A busca por vida mais calma esvazia (e barateia) Nova York
A pandemia acelerou um movimento que já se esboçava: a mudança de outras grandes cidades para locais mais calmos e mais baratos
Encerrada a inédita fase de cidade fantasma durante a pandemia, Nova York empreende desde julho uma lenta volta à normalidade, permitindo a reabertura de museus, prédios históricos, shopping centers e academias de ginástica. Em vez de retomar o cotidiano de sempre, porém, uma parcela significativa de nova-iorquinos resolveu deixar os arranha-céus para trás e começar vida nova em outro local, dando partida a uma fuga de moradores como não se via desde a espiral de violência e decadência que engolfou a cidade nos anos 1970. Entre junho e julho deste ano, mais de 120 000 apartamentos foram postos à venda, um aumento de 26% em relação ao mesmo período em 2019.

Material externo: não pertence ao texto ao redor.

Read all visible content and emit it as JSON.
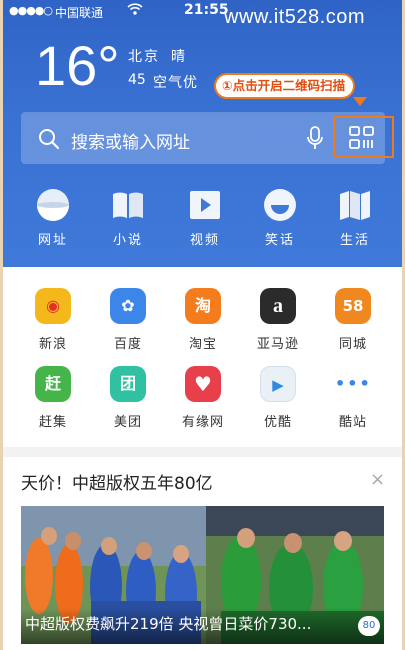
{
  "status_bar": {
    "signal": "●●●●○",
    "carrier": "中国联通",
    "time": "21:55"
  },
  "watermark": "www.it528.com",
  "weather": {
    "temperature": "16°",
    "city": "北京",
    "condition": "晴",
    "aqi_value": "45",
    "aqi_label": "空气优"
  },
  "annotation": {
    "text": "①点击开启二维码扫描",
    "color": "#f07a1a"
  },
  "search": {
    "placeholder": "搜索或输入网址",
    "search_icon": "search-icon",
    "mic_icon": "microphone-icon",
    "scan_icon": "qr-scan-icon"
  },
  "quick_links": [
    {
      "label": "网址",
      "icon": "globe-icon"
    },
    {
      "label": "小说",
      "icon": "book-icon"
    },
    {
      "label": "视频",
      "icon": "play-icon"
    },
    {
      "label": "笑话",
      "icon": "smile-icon"
    },
    {
      "label": "生活",
      "icon": "map-icon"
    }
  ],
  "sites": [
    {
      "label": "新浪",
      "glyph": "◉",
      "color": "#f5b81c"
    },
    {
      "label": "百度",
      "glyph": "✿",
      "color": "#3b86e8"
    },
    {
      "label": "淘宝",
      "glyph": "淘",
      "color": "#f47c1c"
    },
    {
      "label": "亚马逊",
      "glyph": "a",
      "color": "#2b2b2b"
    },
    {
      "label": "同城",
      "glyph": "58",
      "color": "#f0881f"
    },
    {
      "label": "赶集",
      "glyph": "赶",
      "color": "#45b54a"
    },
    {
      "label": "美团",
      "glyph": "团",
      "color": "#2fc1a2"
    },
    {
      "label": "有缘网",
      "glyph": "♥",
      "color": "#e8404a"
    },
    {
      "label": "优酷",
      "glyph": "▶",
      "color": "#e9f1f6"
    },
    {
      "label": "酷站",
      "glyph": "•••",
      "color": "#ffffff"
    }
  ],
  "news": {
    "title": "天价！中超版权五年80亿",
    "close": "×",
    "caption": "中超版权费飙升219倍 央视曾日菜价730...",
    "badge": "80"
  }
}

O êxodo afeta também o disputadíssimo mercado de locação. Só em Manhattan, onde estão alguns dos aluguéis mais altos do planeta, há mais de 13 000 casas e apartamentos à espera de inquilinos, um salto de 122% na comparação com o ano passado. Por causa disso, o aluguel médio nos contratos fechados nos últimos tempos baixou 20%, para 3 167 dólares (cerca de 18 000 reais, uma pechincha na Big Apple). “A tendência é que continue a cair pelo menos até março do ano que vem”, diz Nancy Wu, economista do site de imóveis StreetEasy. O destino de quem vai embora são cidades tranquilas em estados como Vermont e Geórgia, onde o custo de vida é bem mais baixo. Julian Gallo, gerente de produtos de uma editora de audiolivros, trocou seu apartamento em Manhattan por uma casa espaçosa na pacata Charleston, na Carolina do Sul, e está levando junto três amigos. “Quem paga um aluguel caríssimo em Nova York quer ter acesso aos melhores restaurantes, vida noturna, teatros, museus. Agora que não dá para fazer praticamente nada, não vi motivo para continuar por lá”, diz Gallo.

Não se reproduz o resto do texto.